Condamné d’un avertissement par la chambre disciplinaire de première instance, le médecin du travail est également débouté par la chambre disciplinaire nationale devant laquelle il avait fait appel. Il saisit le Conseil d’Etat pour contester tant le recours de l’employeur aux instances ordinales que la sanction elle-même.

L’employeur peut-il porter plainte contre le médecin du travail devant l’Ordre des médecins ?

A cette question, le Conseil d’Etat se base sur une décision rendue le 11 octobre 2017 pour répondre que le médecin du travail reste un médecin et qu’il est donc soumis au Code de déontologie. Selon les dispositions applicables, il est possible pour toute personne lésée de manière directe et certaine par un certificat médical de porter plainte disciplinairement devant le Conseil de l’ordre. Ainsi, l’employeur avait le droit de déposer une plainte devant le Conseil de l’ordre, dès lors que son préjudice avait été établi. Et en l’occurrence, le contenu du certificat de travail avait influencé négativement les juges prud’hommaux.

Le médecin du travail établit le certificat sur des bases objectives et vérifiables

En second lieu, la question se posait de savoir si le médecin avait commis une faute en se prononçant sur l’état de santé du salarié.

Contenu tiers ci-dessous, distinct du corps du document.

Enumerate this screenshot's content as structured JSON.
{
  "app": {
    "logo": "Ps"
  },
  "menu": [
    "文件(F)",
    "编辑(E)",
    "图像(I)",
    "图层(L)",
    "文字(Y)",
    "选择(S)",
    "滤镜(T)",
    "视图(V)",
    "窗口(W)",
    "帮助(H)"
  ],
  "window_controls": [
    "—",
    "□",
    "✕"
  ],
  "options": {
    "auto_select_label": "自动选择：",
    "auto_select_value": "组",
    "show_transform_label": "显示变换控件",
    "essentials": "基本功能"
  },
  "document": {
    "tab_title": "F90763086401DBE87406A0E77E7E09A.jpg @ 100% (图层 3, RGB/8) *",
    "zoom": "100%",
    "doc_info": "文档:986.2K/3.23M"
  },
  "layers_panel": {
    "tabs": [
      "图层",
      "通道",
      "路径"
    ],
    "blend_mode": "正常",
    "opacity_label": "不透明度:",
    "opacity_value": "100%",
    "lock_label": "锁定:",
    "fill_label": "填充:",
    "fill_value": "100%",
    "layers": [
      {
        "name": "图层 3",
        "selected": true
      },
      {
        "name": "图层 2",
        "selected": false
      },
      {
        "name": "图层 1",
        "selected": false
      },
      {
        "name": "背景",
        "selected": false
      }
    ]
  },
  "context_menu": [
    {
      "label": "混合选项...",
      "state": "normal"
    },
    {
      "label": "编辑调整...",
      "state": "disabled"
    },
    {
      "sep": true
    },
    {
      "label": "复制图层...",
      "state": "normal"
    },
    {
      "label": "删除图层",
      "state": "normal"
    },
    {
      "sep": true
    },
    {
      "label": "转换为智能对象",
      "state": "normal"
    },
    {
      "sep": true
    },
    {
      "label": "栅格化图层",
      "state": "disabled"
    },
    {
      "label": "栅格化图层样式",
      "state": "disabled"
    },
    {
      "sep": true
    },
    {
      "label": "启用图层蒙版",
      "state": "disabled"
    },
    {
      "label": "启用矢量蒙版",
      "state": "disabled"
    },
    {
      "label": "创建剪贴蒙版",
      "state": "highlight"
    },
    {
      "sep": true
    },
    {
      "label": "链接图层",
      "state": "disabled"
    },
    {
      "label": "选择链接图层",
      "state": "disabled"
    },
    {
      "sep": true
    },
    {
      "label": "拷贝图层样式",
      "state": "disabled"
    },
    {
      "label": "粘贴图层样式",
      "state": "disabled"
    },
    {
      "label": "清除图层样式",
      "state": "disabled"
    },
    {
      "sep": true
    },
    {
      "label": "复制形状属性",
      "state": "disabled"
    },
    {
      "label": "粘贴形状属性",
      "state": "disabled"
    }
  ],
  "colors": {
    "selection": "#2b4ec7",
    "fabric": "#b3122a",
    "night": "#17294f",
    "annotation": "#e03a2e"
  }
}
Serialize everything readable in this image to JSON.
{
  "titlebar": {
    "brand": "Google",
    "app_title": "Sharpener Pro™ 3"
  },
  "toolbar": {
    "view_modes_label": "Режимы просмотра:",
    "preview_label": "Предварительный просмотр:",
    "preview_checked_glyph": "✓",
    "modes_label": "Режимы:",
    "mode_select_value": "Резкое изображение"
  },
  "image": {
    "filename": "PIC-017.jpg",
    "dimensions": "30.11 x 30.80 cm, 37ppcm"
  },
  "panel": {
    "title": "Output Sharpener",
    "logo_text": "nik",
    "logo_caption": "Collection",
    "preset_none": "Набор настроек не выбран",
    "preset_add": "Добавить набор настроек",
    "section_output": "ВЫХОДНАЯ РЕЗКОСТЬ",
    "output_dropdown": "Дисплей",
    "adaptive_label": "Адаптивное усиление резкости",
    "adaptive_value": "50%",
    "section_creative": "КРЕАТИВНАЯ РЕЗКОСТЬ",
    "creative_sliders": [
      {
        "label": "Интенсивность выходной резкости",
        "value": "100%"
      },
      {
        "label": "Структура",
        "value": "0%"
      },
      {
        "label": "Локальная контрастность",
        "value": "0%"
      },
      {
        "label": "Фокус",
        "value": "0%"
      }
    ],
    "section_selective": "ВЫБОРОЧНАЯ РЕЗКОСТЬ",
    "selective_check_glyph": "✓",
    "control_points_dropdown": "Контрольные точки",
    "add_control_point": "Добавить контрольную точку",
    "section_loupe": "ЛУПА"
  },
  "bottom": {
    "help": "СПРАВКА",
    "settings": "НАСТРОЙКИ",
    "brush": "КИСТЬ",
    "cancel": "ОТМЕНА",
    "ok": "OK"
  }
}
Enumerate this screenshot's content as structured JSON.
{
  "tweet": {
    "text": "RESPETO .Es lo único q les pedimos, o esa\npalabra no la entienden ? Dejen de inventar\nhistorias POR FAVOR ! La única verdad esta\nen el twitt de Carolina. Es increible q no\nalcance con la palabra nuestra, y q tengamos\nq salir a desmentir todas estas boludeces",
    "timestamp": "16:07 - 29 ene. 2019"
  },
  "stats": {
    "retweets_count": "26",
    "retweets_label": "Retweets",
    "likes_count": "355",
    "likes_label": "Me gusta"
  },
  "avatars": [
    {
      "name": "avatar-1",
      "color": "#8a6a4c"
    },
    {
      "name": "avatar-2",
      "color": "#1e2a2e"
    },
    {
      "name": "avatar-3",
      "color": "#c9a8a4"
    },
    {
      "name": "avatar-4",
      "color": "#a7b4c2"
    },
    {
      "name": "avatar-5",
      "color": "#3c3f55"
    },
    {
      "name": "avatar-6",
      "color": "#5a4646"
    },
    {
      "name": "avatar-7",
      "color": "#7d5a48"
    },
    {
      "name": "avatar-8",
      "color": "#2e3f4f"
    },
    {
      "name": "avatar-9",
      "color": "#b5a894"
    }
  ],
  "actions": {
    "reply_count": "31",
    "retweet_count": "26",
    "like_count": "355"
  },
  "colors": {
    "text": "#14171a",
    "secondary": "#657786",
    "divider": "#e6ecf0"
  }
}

Dans les faits, le médecin du travail ne s’était basé que sur les dires du salarié pour établir le certificat sans vérifier ce qu’il écrivait. Or, les médecins du travail ont la possibilité d’effectuer ces vérifications. Ils ont en effet un droit de libre accès aux lieux de travail pour examiner les conditions de travail en vue de l’élaboration d’un certificat médical. Or ici, il était tout simplement impossible au médecin de vérifier les dires du salarié du prestataire, puisque sa plainte concernait un autre site que celui du médecin. D’emblée, les juges pouvaient déduire de ces faits que le médecin avait été négligent.

Sanction du médecin du travail en cas de certificat de travail de complaisance

En l’espèce, le Conseil d’Etat déboute le médecin du travail en lui reprochant d’avoir rédigé un certificat médical sans avoir vérifié lui-même ce qu’il prétendait.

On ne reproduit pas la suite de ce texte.